Screen-casts and blog posts: Content on OpenXmlDeveloper.org will be moving to EricWhite.com.
Forums: We are moving the forums to EricWhite.com and StackOverflow.com. Please do not post in the forums on OpenXmlDeveloper.org. Instead, please post in the forums at EricWhite.com or at StackOverflow.com.
Please see this blog post for more information about my plans moving forward. Cheers, Eric
By Tim Coulter
When I first discovered the Open XML SDK 2.0, I was thrilled by its elegance and power. My goal was to create a simple application that would periodically generate a new version of a standard spreadsheet, using the latest data from a database. This seemed like a fairly typical challenge and I imagined that the correct methodology would already be well defined. I was to be surprised and disappointed.
Using the SDK, it doesn't take many lines of code to construct a new spreadsheet package, add a worksheet and inject some row data, derived from a dataset. The presentation is not especially pretty but it gets the job done.

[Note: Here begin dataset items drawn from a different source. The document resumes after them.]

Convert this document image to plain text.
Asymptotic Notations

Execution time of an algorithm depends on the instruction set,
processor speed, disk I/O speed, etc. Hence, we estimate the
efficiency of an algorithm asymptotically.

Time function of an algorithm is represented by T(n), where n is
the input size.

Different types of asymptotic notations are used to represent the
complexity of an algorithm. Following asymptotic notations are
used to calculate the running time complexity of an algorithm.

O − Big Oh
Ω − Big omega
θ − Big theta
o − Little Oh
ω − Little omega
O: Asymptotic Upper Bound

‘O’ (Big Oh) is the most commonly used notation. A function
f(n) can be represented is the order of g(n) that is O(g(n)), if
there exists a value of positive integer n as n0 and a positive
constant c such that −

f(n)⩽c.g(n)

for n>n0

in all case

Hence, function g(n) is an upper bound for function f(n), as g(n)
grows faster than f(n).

Unfortunately, when you start to add features, the complexity mounts at a rapid rate. Just adding styling to the column headings and creating a column of clickable hyperlinks took me several hours of research and many lines of code. When the user asked me to wrap the data in an Excel 2007 Table (so that she could easily sort and filter it) I realized that I needed to tackle this challenge in a more intelligent way.
It occurred to me that a large part of my "dynamic" spreadsheet actually consisted of mostly static elements. Only the data from the database was dynamic. The table definitions, the boilerplate content and even the growing list of styling rules were essentially static - they never varied from one instance of the spreadsheet to the next. It seemed inappropriate to build these elements dynamically using the SDK when there was already a much better tool for the job - Excel.
So, starting with a blank Excel workbook, I defined an empty placeholder table that reflected the column structure of the data that would be injected. I then applied some styling and various other user-requested embellishments, before saving it for re-use. All that now remained was to write some code to inject the dynamic data.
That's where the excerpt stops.